I’m holed up trying to write my last essay. Three days in which to do it.

I’m also filling out my application to the Japanese English school.

Mick and Suze are moving in together. They both got the
jobs they wanted. Rohan’s moved into his new house in Newcastle. Stella’s just got a job up there too.

At least the Land of Broken Dreams mob remains relatively static. Ed’s having a birthday party next week.

I’m twenty-two.

September 21

It’s sometime close to midnight. I’m in my room with my third giant glass of red wine and I’m just about ready to relay the events of the evening.

Tonight’s Friday. Zoe and Terry came around for dinner. Dad fired up the grill and Mum produced steaks long-steeped in her red wine, garlic and honey marinade. Zoe, Terry and I sat silently allied through Dad’s interrogation about when they are going to buy real estate.

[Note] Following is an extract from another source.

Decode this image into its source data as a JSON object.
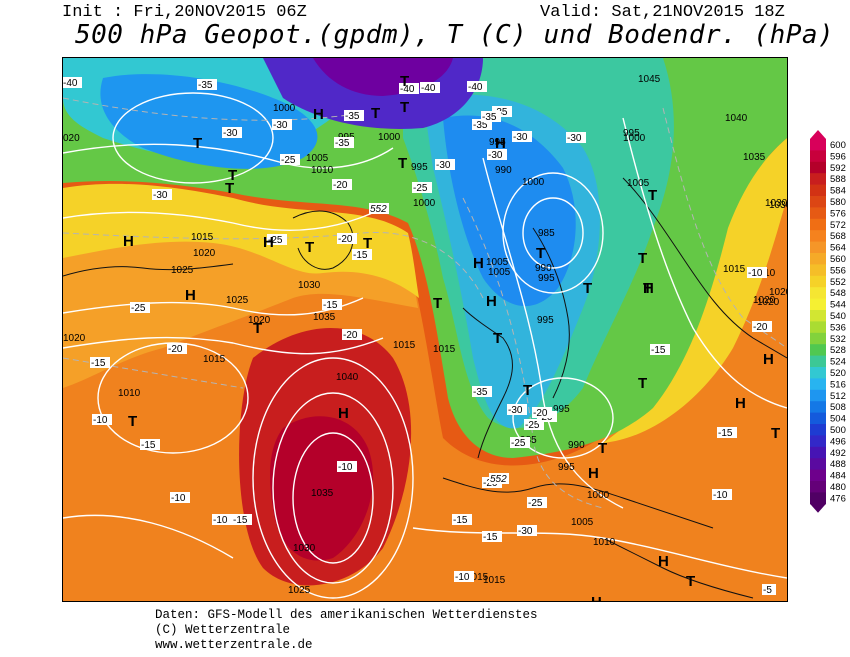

They gave him the usual response about the difficulty in saving the required money for a deposit and then in servicing the mortgage. He said something about needing to make “sacrifices.”

After a flicker of anger, we sighed and felt the usual lead weight of hopelessness settle on our shoulders. Terry changed the subject to the Australian Football League Grand Final. When Zoe and Terry left, I scraped the barbecue and wished that daylight saving would come a little sooner. I heard the phone ring. Mum brought it out into the yard.